Well crap. Source code reputation is exactly the problem we are trying to solve at http://rputbl.com (sorry, just a splash page for now.)
We are nowhere near close to launch yet and there's a chicken-and-egg problem of having a sufficiently large database of hashes to make an arbitrary source code file reputation check worth your time, but we have some ideas about what to do about that too.
I agree it's a problem without an easy solution. It's not just a problem with python, it's exactly the same thing with rubygems (where it's been getting similar discussion, especially after a rubygems vulnerability a few months ago).
But: The elephant in the room when talking about package signing is what exactly we are trusting.
I think it's actually relatively clear. When I install "rails", I want to know that it really did come from the "rails team", and not from a third party man in the middle.
That's the most that can be expected, and that's sufficient. There's no way to technologically ensure that the rails team itself isn't intentionally including malware in their release. And of course no way to technologically ensure that the release doesn't have bugs or vulnerabilities.
The goal is just ensuring the release is really from who it says it's from. Which is of course hard enough already, for the reasons dealt with in OP, and because who is "the rails team" exactly anyway?
I think this is a good introduction to some of the depth of the problem. As with all big problems, you start by breaking them down into what you can and cannot do.
So in the field of package signing, you can, if you choose to, nominate a single signature authority. This is basically what Microsoft does, they are the signature authority for all keys that sign things that go into Microsoft products. When you choose a signature authority that becomes the first lemma in your calculus "I trust <foo>."[1] Now, once you have that lemma you can build on it with statements like, "I trust Microsoft, and Microsoft trusts Dell, so I will trust that the key Microsoft says is Dell's really is Dell's."
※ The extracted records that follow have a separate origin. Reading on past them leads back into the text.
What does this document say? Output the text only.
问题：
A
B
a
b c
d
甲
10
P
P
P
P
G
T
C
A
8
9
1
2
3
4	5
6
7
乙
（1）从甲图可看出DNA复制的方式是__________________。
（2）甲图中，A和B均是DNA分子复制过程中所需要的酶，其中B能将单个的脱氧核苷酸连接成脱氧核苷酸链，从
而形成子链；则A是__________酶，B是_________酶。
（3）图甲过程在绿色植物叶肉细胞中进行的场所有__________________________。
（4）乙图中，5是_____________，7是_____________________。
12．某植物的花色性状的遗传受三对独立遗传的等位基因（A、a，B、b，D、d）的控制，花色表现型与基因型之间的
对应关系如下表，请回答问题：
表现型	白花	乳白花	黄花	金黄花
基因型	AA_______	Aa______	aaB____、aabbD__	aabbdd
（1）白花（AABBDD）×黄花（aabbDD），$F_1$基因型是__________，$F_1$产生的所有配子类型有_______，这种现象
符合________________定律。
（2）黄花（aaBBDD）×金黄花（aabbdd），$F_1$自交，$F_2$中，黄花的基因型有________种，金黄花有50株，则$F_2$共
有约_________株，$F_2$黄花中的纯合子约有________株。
Now you've created a transitive trust relationship, in that you not only trust Microsoft's internal processes, but you trust that it will do a good job of auditing Dell's before it gives its blessing to Dell.
Now Don makes a minor error when he says, "PyPI allows anyone to sign up and make a release which makes verifying authors an unmanageable problem." the issue is that PyPI doesn't create a durable relationship between people you trust and someone you don't know.
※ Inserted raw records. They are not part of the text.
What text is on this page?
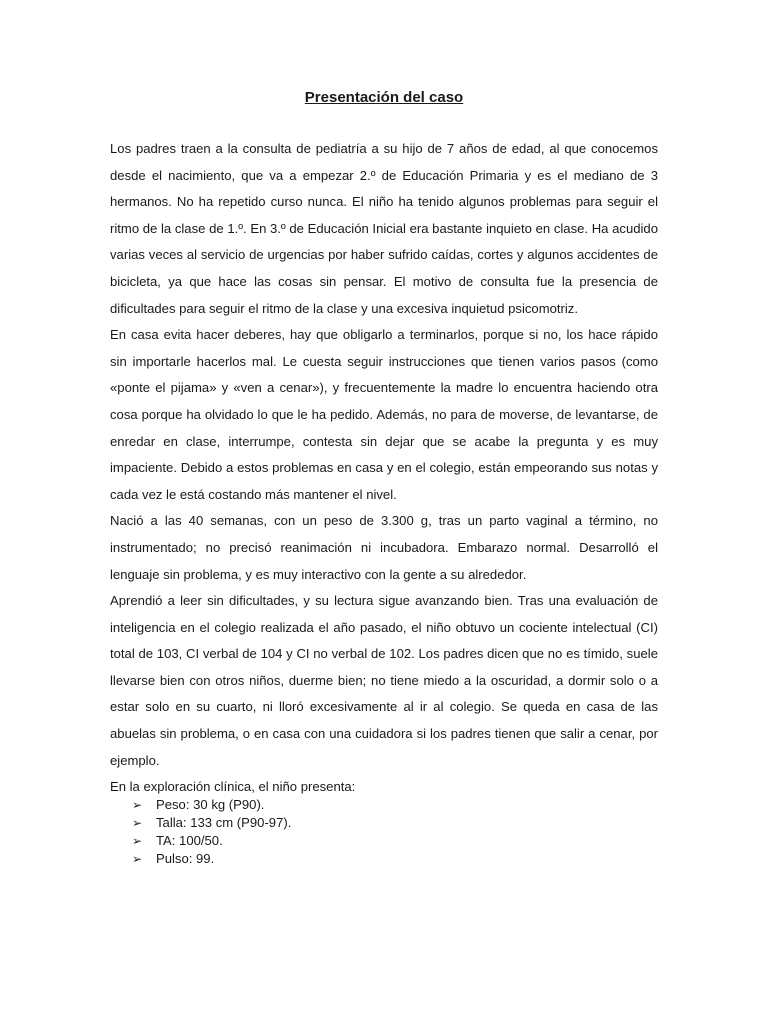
Presentación del caso

Los padres traen a la consulta de pediatría a su hijo de 7 años de edad, al que conocemos desde el nacimiento, que va a empezar 2.º de Educación Primaria y es el mediano de 3 hermanos. No ha repetido curso nunca. El niño ha tenido algunos problemas para seguir el ritmo de la clase de 1.º. En 3.º de Educación Inicial era bastante inquieto en clase. Ha acudido varias veces al servicio de urgencias por haber sufrido caídas, cortes y algunos accidentes de bicicleta, ya que hace las cosas sin pensar. El motivo de consulta fue la presencia de dificultades para seguir el ritmo de la clase y una excesiva inquietud psicomotriz.

En casa evita hacer deberes, hay que obligarlo a terminarlos, porque si no, los hace rápido sin importarle hacerlos mal. Le cuesta seguir instrucciones que tienen varios pasos (como «ponte el pijama» y «ven a cenar»), y frecuentemente la madre lo encuentra haciendo otra cosa porque ha olvidado lo que le ha pedido. Además, no para de moverse, de levantarse, de enredar en clase, interrumpe, contesta sin dejar que se acabe la pregunta y es muy impaciente. Debido a estos problemas en casa y en el colegio, están empeorando sus notas y cada vez le está costando más mantener el nivel.

Nació a las 40 semanas, con un peso de 3.300 g, tras un parto vaginal a término, no instrumentado; no precisó reanimación ni incubadora. Embarazo normal. Desarrolló el lenguaje sin problema, y es muy interactivo con la gente a su alrededor.

Aprendió a leer sin dificultades, y su lectura sigue avanzando bien. Tras una evaluación de inteligencia en el colegio realizada el año pasado, el niño obtuvo un cociente intelectual (CI) total de 103, CI verbal de 104 y CI no verbal de 102. Los padres dicen que no es tímido, suele llevarse bien con otros niños, duerme bien; no tiene miedo a la oscuridad, a dormir solo o a estar solo en su cuarto, ni lloró excesivamente al ir al colegio. Se queda en casa de las abuelas sin problema, o en casa con una cuidadora si los padres tienen que salir a cenar, por ejemplo.

En la exploración clínica, el niño presenta:

➢	Peso: 30 kg (P90).
➢	Talla: 133 cm (P90-97).
➢	TA: 100/50.
➢	Pulso: 99.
Because of this you have to assume there are bad actors who are making packages and simply not install them. This isn't an "unmanageable problem" this is "inconvenient." (not being snarky, trying to be precise). You can run a grocery store where everyone puts the money they owe into the cash register before they leave there are no checks on the cash register, everyone is trusted to do the right thing. The store going out of business isn't a "problem" it is the expected outcome. This comes up in policy debates as well where person A wants their free speech rights but they also don't want person B to make remarks they consider to be hateful (thus impinging on person B's free speech rights). Its the 'incompatible constraints' problem.
There are a number of interesting zero knowledge proof techniques in cryptography, things which allow someone you know nothing about (zero knowledge) to prove they are a particular person, and starting from there you can create durable audit trails of actions (useful in digital cash systems among others) but it also allows you to identify bad actors, sadly after the fact, because you can make statements about the person who identified and the package they produced. You cannot say anything about motive (they may have built their package on a compromised machine) but you can trace back the action to where it entered the system, and with sufficient audit trails back it out of the system.
As you can imagine these systems are challenging to get right, challenging to build, and take an expertise that is generally highly valued so rarely available "for free."
But working on challenging problems has its own rewards and so I recommend it highly. It is always a workable approach to start with assumptions (lay them out and keep them front and center) to gain an understanding of the more challenging aspects, and then work from there. Since you aren't building life support systems you may find that just good auditing trails is enough if they allow you to back up to any previous state. Sometimes using a centralized authority gives you enough to build a system around it. I highly recommend Schneir's "Applied Cryptography" for a pretty approachable take on these topics.
[1] People will attempt to derail this example with "but I don't trust Microsoft!" or some such. Which is fine, pick an authority you do trust and use that as a place holder.
> You can run a grocery store where everyone puts the money they owe into the cash register before they leave there are no checks on the cash register, everyone is trusted to do the right thing. The store going out of business isn't a "problem" it is the expected outcome.
Kind of not the main point here, but I've been in a store that was left unattended and there was a basket of money out for people to make their own change. As far as I know it's still there...
The drug store was kind of like that in Endicott when I was a kid, when the druggist was out for lunch the sign asked you to put what you owed in the basket next to the register. I asked my Grandmother why people didn't just take stuff out of the store and she said, "Oh no, everyone likes the druggist, no one would want to inconvenience him like that." and so the community was small enough that the trust metric was simply we like the guy behind the counter.
It isn't like that today, and Endicott is quite a bit larger than it was then, and people are sadly a lot less neighborly than they were when I was a kid (could be nostalgia though).
I believe the trust issue was "resolved" by locking the store when the pharmacist was out, and eventually raising prices so that they could pay the salary of someone to be there to help.
And so it is with the PyPI community, everyone is trusting everyone not to do anything bad. And that is a perfectly reasonable strategy, you just have to accept the risk that comes along with it. Sometime in the future something bad could happen if someone chooses to violate that trust.
Now in a classic vulnerability analysis you'd ask "What is the motive or payoff?" You don't put a steel vault door on your home because chances are if somebody wants into your house that badly they are going to come through the window. You accept a certain amount of risk, perhaps you have a home safe for really valuable stuff and insurance for the rest.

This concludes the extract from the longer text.